Жизнь в Амстердаме сразу улыбнулась художнику. Заказчики не заставили себя ждать. Картины и гравюры Рембрандта находили себе покупателей на месте и начали проникать за границу. В самое короткое время Рембрандту удалось обеспечить себе вполне безбедное существование: он зарабатывал столько, что мог даже позволить себе такую роскошь, как покупка и собирание редких и дорогих вещей.

Амстердам был сборным пунктом знатных путешественников, приезжавших из Франции, Италии, Испании и даже Польши по торговым делам или просто из любопытства. Понятно, что эти иностранцы хотели привезти домой свои портреты, писанные искусной рукой молодого, но уже прославленного живописца. Одна из картин того времени – портрет польского магната, заехавшего в Амстердам, тогдашний центр международных сношений. Лицо пожилого вельможи, спокойное, мужественное и гордое, удивительно рельефно; глаза, совсем живые, проницательно смотрят на зрителя. Роскошный красный плащ, отороченный мехом, из-под которого сверкает тяжелая золотая цепь с драгоценным подвеском, высокая меховая шапка, украшенная великолепным аграфом, указывают на богатство, знатное происхождение и высокое общественное положение путешественника. В прошлом столетии прототипом этого портрета, которым вполне справедливо гордится галерея нашего Петербургского Эрмитажа, называли Стефана Батория; другие принимали его за изображение польского короля Яна Собеского; стараясь сделать эти предположения более вероятными, верхнюю часть трости покрыли темной краской, чтобы придать ей вид булавы. При чистке картины поверхностный слой краски сошел и обнаружился золотой набалдашник тонкой работы.

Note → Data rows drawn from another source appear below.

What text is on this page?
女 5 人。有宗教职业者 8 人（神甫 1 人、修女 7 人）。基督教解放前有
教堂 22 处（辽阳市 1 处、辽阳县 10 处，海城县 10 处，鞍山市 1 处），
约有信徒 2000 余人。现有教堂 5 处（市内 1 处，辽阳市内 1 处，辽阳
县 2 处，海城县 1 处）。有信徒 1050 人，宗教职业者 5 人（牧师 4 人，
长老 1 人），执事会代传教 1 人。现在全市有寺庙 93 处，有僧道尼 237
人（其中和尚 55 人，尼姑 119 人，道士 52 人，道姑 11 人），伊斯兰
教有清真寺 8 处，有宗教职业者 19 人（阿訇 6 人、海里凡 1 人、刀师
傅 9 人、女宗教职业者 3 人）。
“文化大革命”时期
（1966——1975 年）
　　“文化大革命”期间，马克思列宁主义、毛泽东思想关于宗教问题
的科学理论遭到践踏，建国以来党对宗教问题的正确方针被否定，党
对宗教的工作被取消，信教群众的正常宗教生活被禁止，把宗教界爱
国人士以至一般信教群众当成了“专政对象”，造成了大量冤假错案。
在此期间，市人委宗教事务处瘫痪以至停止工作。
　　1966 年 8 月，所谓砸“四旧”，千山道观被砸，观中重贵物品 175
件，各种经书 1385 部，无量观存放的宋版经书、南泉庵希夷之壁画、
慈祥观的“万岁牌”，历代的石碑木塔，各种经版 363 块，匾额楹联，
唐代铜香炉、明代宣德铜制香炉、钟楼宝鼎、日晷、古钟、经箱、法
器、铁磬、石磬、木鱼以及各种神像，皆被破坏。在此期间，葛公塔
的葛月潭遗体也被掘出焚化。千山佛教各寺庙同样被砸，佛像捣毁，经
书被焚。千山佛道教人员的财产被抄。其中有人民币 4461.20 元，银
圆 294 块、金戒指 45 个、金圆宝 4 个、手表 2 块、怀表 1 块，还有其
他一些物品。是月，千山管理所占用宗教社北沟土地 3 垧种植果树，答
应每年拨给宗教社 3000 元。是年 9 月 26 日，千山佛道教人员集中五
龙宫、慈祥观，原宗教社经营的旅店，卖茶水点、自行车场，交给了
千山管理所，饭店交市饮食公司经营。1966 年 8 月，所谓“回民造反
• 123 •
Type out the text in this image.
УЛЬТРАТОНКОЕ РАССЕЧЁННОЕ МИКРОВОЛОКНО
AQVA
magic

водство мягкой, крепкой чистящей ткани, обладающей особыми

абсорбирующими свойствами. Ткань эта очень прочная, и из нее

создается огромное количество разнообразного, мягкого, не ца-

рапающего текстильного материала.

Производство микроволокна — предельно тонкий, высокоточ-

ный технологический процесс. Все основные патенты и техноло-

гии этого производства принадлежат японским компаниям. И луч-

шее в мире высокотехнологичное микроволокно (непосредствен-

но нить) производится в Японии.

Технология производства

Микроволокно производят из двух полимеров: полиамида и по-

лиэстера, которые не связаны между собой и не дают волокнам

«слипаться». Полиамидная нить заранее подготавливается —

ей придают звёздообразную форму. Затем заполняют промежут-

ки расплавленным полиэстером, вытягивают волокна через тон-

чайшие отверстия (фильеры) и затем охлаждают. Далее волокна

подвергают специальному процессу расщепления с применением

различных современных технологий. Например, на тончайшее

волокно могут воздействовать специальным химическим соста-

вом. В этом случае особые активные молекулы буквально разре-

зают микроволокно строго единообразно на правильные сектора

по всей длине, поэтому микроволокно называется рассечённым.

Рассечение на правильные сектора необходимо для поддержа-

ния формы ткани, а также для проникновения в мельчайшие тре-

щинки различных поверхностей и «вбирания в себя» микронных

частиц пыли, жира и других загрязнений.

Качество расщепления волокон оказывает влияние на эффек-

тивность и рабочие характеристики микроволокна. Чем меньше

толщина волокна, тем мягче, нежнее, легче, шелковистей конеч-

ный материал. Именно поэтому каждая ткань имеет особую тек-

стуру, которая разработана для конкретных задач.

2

В 1631 году Рембрандт написал две прелестные картины – «Сретение» и «Святое семейство». Последняя картина производит несколько странное впечатление. Мы видим на ней не скромное жилище назаретского плотника, а комнату в домике небогатого бюргера Гарлема или Сардама. Святая Дева – полная, цветущая голландка в костюме XVII столетия; лицо младенца, заснувшего у нее на коленях, тоже представляет тип чистого северянина. Все в этой картине – и обстановка, и типы – противоречит современным понятиям об исторической верности и жизненной правде; но стоит только внимательно всмотреться в эту семейную сцену, и все рассуждения о теории искусства уступают место чувству кроткого умиления. Сколько чудной поэзии и духовной красоты в этой группе, собравшейся около бедной колыбели Спасителя мира! Какая наивная грация в позе спящего ребенка, сколько любви и нежности во взгляде молодой матери и в улыбке, с которой она любуется на крошечные ножки своего Сына! Св. Иосиф пытливо и задумчиво вглядывается в черты младенца, как бы предвидя тернистый путь, по которому ему придется идти. Весь свет картины сосредоточен на фигуре спящего Иисуса; только отдельные лучи скользят по груди и шее Марии, по лицу Иосифа и по скромной постельке.